Matt Dean must’ve done something very right last week. For those not keeping score at home, Matt Dean spearheaded the House GOP team that brokered last Friday’s GAMC reform agreement. That’s my conclusion after reading Lori Sturdevant’s column, a column in which she rightly praises Matt Dean and Erin Murphy:

A commendable thing happened last week after the Minnesota House failed to override Gov. Tim Pawlenty’s veto of the bill preserving General Assistance Medical Care (GAMC) for the very poor: The two House members leading their respective parties’ efforts on the matter, DFL Rep. Erin Murphy and GOP Rep. Matt Dean, just kept working.

Constructively, too. On Friday, a deal was struck that has the blessing of the Legislature’s top leaders in both parties. It’s expected to go to the full House and Senate this week.

For that turnaround to be accomplished so soon after a veto and failed override scoured the veneer of bipartisan good feeling off of this session is remarkable.

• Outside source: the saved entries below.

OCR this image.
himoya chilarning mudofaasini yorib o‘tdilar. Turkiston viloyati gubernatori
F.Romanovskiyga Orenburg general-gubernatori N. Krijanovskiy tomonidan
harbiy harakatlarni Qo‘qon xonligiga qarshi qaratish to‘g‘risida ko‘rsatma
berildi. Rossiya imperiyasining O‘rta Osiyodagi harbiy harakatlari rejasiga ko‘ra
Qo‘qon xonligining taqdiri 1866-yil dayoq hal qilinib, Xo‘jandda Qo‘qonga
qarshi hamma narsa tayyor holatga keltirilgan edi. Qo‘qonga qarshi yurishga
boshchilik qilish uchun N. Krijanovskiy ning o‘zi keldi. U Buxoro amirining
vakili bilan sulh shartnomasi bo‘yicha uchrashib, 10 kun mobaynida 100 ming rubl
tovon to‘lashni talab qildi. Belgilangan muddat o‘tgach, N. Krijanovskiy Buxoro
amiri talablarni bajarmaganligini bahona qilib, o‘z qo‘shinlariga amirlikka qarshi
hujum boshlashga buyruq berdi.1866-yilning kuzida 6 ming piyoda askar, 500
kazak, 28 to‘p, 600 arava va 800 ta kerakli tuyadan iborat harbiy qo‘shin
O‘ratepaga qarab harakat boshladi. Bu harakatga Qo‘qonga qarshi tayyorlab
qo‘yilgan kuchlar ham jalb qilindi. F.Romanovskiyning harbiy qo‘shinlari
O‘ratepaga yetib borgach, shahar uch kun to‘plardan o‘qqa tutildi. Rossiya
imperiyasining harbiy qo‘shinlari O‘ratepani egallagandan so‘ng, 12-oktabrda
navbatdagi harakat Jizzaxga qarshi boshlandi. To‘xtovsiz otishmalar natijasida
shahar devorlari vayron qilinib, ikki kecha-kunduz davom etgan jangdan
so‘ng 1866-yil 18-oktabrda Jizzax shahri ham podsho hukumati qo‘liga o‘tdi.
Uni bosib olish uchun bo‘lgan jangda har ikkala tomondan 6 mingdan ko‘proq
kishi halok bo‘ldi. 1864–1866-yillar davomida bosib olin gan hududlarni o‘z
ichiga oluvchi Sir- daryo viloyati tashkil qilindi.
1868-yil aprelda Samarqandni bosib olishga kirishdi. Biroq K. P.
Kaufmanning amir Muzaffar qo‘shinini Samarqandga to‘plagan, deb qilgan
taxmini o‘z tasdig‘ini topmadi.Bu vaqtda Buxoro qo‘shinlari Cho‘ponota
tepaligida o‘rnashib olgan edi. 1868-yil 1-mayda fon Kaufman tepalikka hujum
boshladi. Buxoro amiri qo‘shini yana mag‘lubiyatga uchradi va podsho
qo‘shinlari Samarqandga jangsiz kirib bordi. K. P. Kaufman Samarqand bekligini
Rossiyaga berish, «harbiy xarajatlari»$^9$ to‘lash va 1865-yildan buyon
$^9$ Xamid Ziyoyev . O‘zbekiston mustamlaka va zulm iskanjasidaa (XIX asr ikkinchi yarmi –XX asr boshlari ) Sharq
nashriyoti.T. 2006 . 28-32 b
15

This reform is proof of the Republicans’ commitment to reforming Minnesota’s health care safety net while saving Minnesota’s taxpayers millions of dollars. Most importantly, the agreed upon reform brings heightened accountability to the system to guarantee better outcomes for the people currently enrolled in GAMC. Here are some of the basics of the agreement:

Coordinated Care Organizations (CCOs), Accountable Care Organizations (ACOs) and Medical Homes are terms for a care model we are moving toward for this patient population. Despite technical differences, people use these terms interchangeably. Basically it is a way to connect unconnected providers to make sure people are getting care that gets them back on their feet instead of racking up revenue.

The agreement reached stops auto enrollment for two additional months. In that time period, 17 hospitals set up coordinated care systems. In agreeing to this, hospitals assume the cost of caring for GAMC patients for an intensive coordinated care delivery model for six months. They will have the incentive to find the most appropriate program (VA, MA, MNCare etc) the patient qualifies for and get them there quickly. Hospitals will have a disincentive to admit patients, and an incentive to keep them on their medications and get them healthy and stable.

Giving hospitals and clinics the affirmative responsibility and the global budget to care for the poorest of the poor means greater accountability. It also gives each hospital an incentive to experiment on what works best. If a CCO, ACO or medical home does a great job, we’ll know. Ditto if they don’t do such a great job.

The fact that this legislation establishes an accountability framework proof that Matt Dean, Erin Murphy and the GOP team of Dean, Steve Gottwalt, Laura Brod and Jim Abeler had the right priorities. They set as their top priorities improving life for the people currently on GAMC while improving accountability to Minnesota’s taxpayers.

I can’t stress that enough because only a week ago, DFL legislators were making dire predictions about GAMC:

Less than two weeks ago, the Legislature approved a veto-override majority GAMC solution that created a reformed GAMC program at a lower cost to taxpayers. Minnesotans, taxpayers, and hospitals expected better than they got today from elected leaders who chose to uphold the Governor’s veto rather than give immediate attention to those in need.

Larry Haws wasn’t the only DFL politician who painted a doomsday picture of what would happen after the House GOP upheld Gov. Pawlenty’s veto of the original bill.

This is another important point to consider:

Hospitals in particular pushed the need for a fix. 70% of GAMC patients are seen in the Metro, and the majority of those at Regions and Hennepin. The vast majority are seen at 12 hospitals around the state. Put another way, 99.5% of Minnesota is not on GAMC.

The turnover rate of people using GAMC is high, with turnover of 90 percent being the ‘norm’. That the legislators worked with hospitals is additional testimony to their commitment to improving outcomes for the patients. That should be applauded all across Minnesota.

Prior to this, Matt Dean wasn’t a high profile GOP politician, though he was always a highly competent legislator. The fact that Lori Sturdevant has written glowingly of his efforts means that Matt Dean will no longer work in anonymity. Talking with various GOP team members, each point to Matt as the leader of the team in the GAMC negotiations.

Well done, Matt. On behalf of Minnesota’s taxpayers, I’ll say thank you.